S. A. Goodchild1, J. M. Frakes2, R. F. Palm3, S. Hoffe2, S. Saeed1, R. Mehta1, J. Fontaine4, A. Sinnamon1, and J. Pimiento5; 1Moffitt Cancer Center, Tampa, FL, 2H. Lee Moffitt Cancer Center and Research Institute, Department of Radiation Oncology, Tampa, FL, 3University of Toledo Medical Center, Toledo, OH, 4H. Lee Moffitt Cancer Center and Research Institute, Tampa, FL, 5H. Lee Moffitt Cancer Center and Research Institute, Department of Surgical Oncology, Tampa, FL
Purpose/Objective(s):Esophageal cancer (EC) is the eighth most common cancer worldwide, with a low 5-year survival rate1,2. The current standard of care for locoregional disease includes neoadjuvant chemoradiation (NAT) followed by surgical resection. However in consideration of the preliminary results of the SANO trial, the optimal time for surgical therapy has not been defined. The primary aim of this study was to assess clinical outcomes including pathologic complete response rate based on the interval between completion of NAT and surgery to infer the optimal time to assess for clinical complete response to NAT.Materials/
Methods: We conducted an IRB approved single center retrospective review of a prospectively maintained esophagectomy database. The study population was EC patients who completed NAT and underwent esophageal surgery. Patients were grouped into one of six cohorts (1-4 weeks (C1), 4-8 weeks (C2), 8-12 weeks (C3), 12 weeks - 6 months (C4), 6 months to 1 year (C5), or >1 year(C6)).
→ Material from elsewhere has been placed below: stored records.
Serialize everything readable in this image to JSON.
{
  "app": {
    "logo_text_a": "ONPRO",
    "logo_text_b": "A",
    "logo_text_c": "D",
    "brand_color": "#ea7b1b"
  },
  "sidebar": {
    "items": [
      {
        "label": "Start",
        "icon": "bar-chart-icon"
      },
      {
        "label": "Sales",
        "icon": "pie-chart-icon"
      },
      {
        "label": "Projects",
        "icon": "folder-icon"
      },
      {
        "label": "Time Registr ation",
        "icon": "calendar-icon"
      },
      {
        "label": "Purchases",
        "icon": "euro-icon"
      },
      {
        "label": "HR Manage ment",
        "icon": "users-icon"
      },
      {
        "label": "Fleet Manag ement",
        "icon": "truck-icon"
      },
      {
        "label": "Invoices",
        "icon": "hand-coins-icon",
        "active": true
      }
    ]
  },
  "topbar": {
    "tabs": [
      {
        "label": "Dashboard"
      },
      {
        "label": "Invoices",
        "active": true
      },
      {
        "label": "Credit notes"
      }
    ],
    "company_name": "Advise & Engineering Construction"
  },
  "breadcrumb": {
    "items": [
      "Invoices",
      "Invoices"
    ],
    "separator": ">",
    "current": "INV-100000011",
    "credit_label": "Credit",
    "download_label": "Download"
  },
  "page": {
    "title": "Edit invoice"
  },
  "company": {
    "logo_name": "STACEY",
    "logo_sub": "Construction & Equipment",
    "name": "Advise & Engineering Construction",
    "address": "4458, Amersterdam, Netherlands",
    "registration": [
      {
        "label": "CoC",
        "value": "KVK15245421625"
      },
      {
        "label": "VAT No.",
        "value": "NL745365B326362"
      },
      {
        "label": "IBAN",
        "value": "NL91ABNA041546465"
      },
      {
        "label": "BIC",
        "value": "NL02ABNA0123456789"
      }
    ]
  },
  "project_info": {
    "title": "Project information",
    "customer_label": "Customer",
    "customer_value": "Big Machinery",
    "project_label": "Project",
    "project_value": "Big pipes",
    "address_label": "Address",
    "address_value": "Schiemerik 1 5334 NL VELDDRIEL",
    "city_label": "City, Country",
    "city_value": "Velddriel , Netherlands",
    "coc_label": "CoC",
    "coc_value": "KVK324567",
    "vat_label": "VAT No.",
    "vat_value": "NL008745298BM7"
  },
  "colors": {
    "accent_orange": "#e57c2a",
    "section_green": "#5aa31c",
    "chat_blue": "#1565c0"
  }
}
The primary endpoint was pathologic response as follows: complete response (pCR) partial response pPR, no response (pNR), survival from time of surgery and complication rate. Descriptive statistics and Kaplan-Meier analysis for overall survival (OS) were performed. Results: Of the total number (1340) of patients, 880 fulfilled the inclusion criteria. The median age was 64.3 years. 83.9% were male, and 93.5% white. C1, C2, C3, C4, C5 and C6 respectively included 16, 237, 379, 177, 31, and 30 patients. pCR was highest for group C3 and C4 at 47% and was lower for C6 (p value = 0.001). Overall any postoperative complications were higher for C4 and C5 (70%), but were not statistically significant. Postoperative death was highest for C4 (8%) and C3 (3%; p = 0.008). Overall median OS was 42.5 months (34.9-50.0). Grouped by cohorts, median OS was 16.5 (8.5-24.5) for C1, 48.6 (30.6-66.7) for C2, 45.7 (35.7-55.7) for C3, 32.6 (16.39-49.0) for C4, 16.1 (.0-42.3) for C5, and 38.6 (6.4 -70.7) for C6 (p=0.043). Conclusion: Our results indicate an increase in the rate of pCR after 8wks post NAT. The optimal time for surgery may be somewhere between 4-8wks based on complication rate and OS. However, delayed surgery if clinical complete response is a reasonable approach as it relates to complications and OS. Biases based on patient condition and surgeon assessment of patient fitness may significantly impact our results.